Reputation: 1571
The following code combines cross_validate
with GridSearchCV
to perform a nested cross-validation for an SVC on the iris dataset.
(Modified example of the following documentation page: https://scikit-learn.org/stable/auto_examples/model_selection/plot_nested_cross_validation_iris.html#sphx-glr-auto-examples-model-selection-plot-nested-cross-validation-iris-py.)
from sklearn.datasets import load_iris
from sklearn.svm import SVC
from sklearn.model_selection import GridSearchCV, cross_validate, KFold
import numpy as np
np.set_printoptions(precision=2)
# Load the dataset
iris = load_iris()
X_iris = iris.data
y_iris = iris.target
# Set up possible values of parameters to optimize over
p_grid = {"C": [1, 10],
"gamma": [.01, .1]}
# We will use a Support Vector Classifier with "rbf" kernel
svm = SVC(kernel="rbf")
# Choose techniques for the inner and outer loop of nested cross-validation
inner_cv = KFold(n_splits=5, shuffle=True, random_state=1)
outer_cv = KFold(n_splits=4, shuffle=True, random_state=1)
# Perform nested cross-validation
clf = GridSearchCV(estimator=svm, param_grid=p_grid, cv=inner_cv, iid=False)
clf.fit(X_iris, y_iris)
best_estimator = clf.best_estimator_
cv_dic = cross_validate(clf, X_iris, y_iris, cv=outer_cv, scoring=['accuracy'], return_estimator=False, return_train_score=True)
mean_val_score = cv_dic['test_accuracy'].mean()
print('nested_train_scores: ', cv_dic['train_accuracy'])
print('nested_val_scores: ', cv_dic['test_accuracy'])
print('mean score: {0:.2f}'.format(mean_val_score))
cross_validate
splits the data set in each fold into a training and a test set. In each fold, the input estimator is then trained based on the training set associated with the fold.

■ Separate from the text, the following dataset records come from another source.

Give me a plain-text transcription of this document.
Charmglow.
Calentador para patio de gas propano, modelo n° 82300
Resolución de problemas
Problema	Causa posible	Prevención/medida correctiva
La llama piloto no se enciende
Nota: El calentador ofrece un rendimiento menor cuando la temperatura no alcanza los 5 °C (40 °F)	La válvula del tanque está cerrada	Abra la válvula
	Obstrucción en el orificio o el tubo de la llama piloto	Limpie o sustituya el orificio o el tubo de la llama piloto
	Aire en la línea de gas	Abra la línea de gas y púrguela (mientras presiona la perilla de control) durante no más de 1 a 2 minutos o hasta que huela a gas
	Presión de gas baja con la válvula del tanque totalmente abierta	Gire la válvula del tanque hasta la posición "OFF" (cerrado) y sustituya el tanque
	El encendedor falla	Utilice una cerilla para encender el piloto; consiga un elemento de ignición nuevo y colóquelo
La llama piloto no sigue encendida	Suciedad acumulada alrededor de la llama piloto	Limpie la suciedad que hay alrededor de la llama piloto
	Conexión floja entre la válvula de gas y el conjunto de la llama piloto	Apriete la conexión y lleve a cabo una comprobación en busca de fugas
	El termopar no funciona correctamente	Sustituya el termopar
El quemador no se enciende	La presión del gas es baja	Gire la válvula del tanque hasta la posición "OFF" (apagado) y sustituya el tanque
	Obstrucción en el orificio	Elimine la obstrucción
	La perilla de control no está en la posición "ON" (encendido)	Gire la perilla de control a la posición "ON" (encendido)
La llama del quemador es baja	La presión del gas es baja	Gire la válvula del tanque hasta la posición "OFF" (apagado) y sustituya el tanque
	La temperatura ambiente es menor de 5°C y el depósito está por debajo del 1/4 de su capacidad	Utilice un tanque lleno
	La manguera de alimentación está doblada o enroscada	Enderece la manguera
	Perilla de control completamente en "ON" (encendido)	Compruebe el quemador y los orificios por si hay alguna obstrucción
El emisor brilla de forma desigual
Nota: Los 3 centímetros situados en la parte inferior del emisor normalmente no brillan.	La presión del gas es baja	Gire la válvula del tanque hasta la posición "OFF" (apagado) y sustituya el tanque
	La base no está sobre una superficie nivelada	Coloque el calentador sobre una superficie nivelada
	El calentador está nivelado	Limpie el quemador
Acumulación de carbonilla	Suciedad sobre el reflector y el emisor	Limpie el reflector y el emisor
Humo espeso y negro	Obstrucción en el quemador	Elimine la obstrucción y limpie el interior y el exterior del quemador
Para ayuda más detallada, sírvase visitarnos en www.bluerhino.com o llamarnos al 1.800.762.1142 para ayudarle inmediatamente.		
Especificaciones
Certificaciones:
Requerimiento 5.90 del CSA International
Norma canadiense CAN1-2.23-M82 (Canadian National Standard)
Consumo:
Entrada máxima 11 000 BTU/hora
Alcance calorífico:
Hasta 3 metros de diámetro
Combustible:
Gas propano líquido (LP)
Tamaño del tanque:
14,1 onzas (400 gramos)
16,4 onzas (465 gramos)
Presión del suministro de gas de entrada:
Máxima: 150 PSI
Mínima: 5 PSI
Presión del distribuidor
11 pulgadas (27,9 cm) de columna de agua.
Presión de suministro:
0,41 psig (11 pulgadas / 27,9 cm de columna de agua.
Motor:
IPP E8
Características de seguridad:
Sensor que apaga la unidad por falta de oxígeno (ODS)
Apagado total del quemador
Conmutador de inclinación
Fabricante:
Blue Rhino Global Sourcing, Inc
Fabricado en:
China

The inputted estimator here is clf
, a parameterized GridSearchCV
estimator, i.e. an estimator that cross-validates itself again.
I have three questions about the whole thing:
clf
is used as the estimator for cross_validate
, does it (in the course of the GridSearchCV
cross validation) split the above mentioned training set into a subtraining set and a validation set in order to determine the best hyper parameter combination?GridSearchCV
, does cross_validate
validate only the model stored in the best_estimator_
attribute?cross_validate
train a model at all (if so, why?) or is the model stored in best_estimator_
validated directly via the test set?To make it clearer how the questions are meant, here is an illustration of how I imagine the double cross validation at the moment.
Upvotes: 7
Views: 1655
Reputation: 8801
If
clf
is used as the estimator forcross_validate
, does it split the above mentioned training set into a subtraining set and a validation set in order to determine the best hyper parameter combination?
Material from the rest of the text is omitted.